PyAWD: A Library for Generating Large Synthetic Datasets of Acoustic Wave Propagation
Pascal Tribel, Gianluca Bontempi
TL;DR
PyAWD tackles data sparsity in seismic ML by providing a Python library that generates large, high-resolution synthetic datasets of spatio-temporal acoustic wave propagation in 2D and 3D heterogeneous media. It solves the anisotropic nondispersive Acoustic Wave Equation $ \frac{d^2u}{dt^2} = c\nabla^2 u - \alpha \frac{du}{dt} + f $ via Devito, offering PyTorch-compatible datasets with on-the-fly generation and interrogator probes for ML pipelines. The authors demonstrate utility with a 2D epicenter retrieval task in a Marmousi field, evaluating several ML models and performing data-budgeting analyses to reveal data requirements and model robustness; TCNN and Extra Trees emerge as top performers.
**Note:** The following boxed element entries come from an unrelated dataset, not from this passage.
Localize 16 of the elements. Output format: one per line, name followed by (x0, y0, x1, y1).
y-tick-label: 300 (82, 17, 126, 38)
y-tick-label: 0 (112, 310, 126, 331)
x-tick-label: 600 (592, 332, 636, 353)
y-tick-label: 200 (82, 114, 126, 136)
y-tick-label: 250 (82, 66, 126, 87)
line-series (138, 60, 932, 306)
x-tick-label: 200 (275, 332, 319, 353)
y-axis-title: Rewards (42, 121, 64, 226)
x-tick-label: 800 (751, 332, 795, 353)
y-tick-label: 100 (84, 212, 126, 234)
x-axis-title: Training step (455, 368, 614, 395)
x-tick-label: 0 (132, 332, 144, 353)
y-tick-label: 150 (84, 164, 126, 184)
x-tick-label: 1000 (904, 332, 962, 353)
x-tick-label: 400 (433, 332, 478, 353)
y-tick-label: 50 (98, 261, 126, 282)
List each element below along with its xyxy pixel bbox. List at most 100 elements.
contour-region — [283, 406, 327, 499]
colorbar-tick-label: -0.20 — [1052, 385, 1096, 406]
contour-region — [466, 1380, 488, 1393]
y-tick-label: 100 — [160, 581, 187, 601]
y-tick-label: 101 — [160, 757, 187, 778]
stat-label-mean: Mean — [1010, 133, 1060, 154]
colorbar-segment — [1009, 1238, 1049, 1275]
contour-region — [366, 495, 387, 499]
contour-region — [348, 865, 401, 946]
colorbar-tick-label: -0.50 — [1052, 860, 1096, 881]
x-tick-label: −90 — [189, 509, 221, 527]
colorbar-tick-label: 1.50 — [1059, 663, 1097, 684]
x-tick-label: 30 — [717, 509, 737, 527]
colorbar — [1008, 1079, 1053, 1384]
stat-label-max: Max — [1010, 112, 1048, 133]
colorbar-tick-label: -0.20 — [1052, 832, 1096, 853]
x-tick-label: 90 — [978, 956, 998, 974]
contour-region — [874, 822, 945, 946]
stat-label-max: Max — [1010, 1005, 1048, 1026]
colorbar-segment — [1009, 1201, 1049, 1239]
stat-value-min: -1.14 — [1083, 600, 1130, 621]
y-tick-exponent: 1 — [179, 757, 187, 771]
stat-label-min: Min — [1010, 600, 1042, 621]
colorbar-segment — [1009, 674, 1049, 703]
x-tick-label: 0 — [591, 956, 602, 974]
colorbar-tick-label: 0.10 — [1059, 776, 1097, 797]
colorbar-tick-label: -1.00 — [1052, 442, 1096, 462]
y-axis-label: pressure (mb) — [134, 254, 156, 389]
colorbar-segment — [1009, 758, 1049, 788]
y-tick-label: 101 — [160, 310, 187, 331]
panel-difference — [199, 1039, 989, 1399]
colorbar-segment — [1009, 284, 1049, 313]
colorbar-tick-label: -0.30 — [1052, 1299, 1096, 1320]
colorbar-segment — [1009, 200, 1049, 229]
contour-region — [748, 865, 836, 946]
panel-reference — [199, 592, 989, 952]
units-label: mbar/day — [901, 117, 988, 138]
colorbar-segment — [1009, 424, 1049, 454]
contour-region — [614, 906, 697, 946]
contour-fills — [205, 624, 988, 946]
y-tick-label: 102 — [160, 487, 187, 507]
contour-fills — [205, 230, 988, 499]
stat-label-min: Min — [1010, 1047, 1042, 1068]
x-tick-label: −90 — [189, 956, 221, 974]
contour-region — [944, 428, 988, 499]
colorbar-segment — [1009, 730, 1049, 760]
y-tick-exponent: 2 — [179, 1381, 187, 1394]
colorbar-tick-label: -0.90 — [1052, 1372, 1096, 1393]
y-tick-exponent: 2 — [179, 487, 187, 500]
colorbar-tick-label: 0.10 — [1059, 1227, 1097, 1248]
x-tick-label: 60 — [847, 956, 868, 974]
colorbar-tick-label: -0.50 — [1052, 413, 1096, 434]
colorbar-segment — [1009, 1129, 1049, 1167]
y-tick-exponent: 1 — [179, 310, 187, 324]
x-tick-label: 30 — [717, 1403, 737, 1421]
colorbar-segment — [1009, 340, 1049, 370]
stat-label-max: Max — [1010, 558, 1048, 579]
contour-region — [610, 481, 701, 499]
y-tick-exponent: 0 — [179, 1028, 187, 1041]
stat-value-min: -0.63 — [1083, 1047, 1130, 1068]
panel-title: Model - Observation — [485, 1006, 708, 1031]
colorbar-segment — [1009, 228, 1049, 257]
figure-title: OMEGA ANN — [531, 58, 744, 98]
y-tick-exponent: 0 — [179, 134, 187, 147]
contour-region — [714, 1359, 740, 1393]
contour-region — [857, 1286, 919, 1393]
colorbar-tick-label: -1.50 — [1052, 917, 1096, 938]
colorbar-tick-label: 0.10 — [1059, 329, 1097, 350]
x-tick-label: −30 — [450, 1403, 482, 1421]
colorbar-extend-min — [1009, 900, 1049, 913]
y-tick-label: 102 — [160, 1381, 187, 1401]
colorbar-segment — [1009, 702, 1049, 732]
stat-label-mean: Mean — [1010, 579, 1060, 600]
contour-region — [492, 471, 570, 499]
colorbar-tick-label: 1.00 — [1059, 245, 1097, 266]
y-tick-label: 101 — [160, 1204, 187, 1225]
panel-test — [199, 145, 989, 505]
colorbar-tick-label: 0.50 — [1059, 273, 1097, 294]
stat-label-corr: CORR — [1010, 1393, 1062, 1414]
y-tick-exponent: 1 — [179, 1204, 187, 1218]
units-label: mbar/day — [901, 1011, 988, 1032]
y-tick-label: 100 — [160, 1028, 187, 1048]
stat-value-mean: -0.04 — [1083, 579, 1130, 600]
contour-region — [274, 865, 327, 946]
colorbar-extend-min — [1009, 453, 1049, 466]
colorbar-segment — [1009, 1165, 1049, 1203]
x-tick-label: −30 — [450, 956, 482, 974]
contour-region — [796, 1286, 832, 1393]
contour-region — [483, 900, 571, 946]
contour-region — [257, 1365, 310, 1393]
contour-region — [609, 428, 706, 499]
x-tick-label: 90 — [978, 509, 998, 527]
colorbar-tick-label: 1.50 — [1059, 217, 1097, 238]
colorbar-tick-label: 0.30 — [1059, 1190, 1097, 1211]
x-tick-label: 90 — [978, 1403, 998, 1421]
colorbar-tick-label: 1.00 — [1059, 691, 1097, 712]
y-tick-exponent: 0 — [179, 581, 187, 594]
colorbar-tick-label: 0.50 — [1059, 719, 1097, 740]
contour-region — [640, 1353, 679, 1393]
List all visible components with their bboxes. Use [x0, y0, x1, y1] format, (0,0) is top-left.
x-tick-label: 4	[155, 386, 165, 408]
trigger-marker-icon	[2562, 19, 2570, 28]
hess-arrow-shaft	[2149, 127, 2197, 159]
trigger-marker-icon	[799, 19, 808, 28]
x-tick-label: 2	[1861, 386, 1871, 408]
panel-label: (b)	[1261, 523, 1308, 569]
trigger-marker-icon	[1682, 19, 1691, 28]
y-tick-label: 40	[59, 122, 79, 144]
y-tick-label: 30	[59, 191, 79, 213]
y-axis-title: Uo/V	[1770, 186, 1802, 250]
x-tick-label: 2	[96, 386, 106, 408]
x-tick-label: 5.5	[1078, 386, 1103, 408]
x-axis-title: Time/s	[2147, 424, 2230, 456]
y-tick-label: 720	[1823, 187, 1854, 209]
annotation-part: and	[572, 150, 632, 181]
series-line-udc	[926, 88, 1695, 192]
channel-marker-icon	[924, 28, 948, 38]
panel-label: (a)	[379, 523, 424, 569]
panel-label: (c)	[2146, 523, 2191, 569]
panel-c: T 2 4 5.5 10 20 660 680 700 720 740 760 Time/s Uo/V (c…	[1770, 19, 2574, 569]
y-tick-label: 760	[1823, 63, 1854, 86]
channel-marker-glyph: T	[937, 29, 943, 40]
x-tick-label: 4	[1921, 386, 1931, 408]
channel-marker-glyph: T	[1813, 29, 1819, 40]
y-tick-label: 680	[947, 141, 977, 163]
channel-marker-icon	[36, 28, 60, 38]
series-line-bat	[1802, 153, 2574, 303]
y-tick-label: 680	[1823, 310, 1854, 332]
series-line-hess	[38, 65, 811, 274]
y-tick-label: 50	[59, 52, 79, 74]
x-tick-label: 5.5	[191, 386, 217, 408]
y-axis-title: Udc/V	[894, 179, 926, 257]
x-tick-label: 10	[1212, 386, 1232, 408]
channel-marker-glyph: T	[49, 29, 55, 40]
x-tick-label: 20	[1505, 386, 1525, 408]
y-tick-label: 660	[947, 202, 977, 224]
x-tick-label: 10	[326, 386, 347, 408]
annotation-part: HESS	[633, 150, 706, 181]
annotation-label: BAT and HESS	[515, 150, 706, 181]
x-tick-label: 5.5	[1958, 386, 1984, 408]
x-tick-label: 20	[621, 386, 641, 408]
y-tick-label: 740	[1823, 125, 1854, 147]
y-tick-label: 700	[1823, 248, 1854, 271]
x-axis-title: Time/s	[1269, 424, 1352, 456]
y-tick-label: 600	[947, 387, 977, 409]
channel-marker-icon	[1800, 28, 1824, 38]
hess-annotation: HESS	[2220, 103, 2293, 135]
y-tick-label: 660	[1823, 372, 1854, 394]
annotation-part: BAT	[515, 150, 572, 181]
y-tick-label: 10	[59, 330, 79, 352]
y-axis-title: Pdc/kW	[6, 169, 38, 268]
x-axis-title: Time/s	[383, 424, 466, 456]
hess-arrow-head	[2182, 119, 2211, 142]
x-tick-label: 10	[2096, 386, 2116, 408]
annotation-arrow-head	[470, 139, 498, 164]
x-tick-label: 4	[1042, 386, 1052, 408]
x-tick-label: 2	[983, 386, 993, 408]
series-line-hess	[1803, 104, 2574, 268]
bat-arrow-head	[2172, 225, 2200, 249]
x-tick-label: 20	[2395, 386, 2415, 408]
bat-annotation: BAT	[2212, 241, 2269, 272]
Overall, PyAWD provides a practical path to generate rich, ML-ready seismic data, enabling exploration of model selection, data budgeting, and transfer learning, while future work will integrate real data and extend to more complex wave equations and source models.
Abstract
Seismic data is often sparse and unevenly distributed due to the high costs and logistical challenges associated with deploying physical seismometers, limiting the application of Machine Learning (ML) in earthquake analysis. While simulation methods exist, no tool allows the generation of large datasets containing simulated measurements of the ground motion. To address this gap, we introduce PyAWD, a Python library designed to generate high-resolution synthetic datasets simulating spatio-temporal acoustic wave propagation in both two-dimensional and three-dimensional heterogeneous media. By allowing fine control over parameters such as the wave speed, external forces, spatial and temporal discretization, and media composition, PyAWD enables the creation of ML-scale datasets that capture the complexity of seismic wave behavior. We illustrate the library's potential with an epicenter retrieval task, showcasing its suitability for designing complex, accurate seismic problems that require advanced ML approaches in the absence or lack of dense real-world data. We also show the usefulness of our tool to tackle the problem of data budgeting in the framework of epicenter retrieval.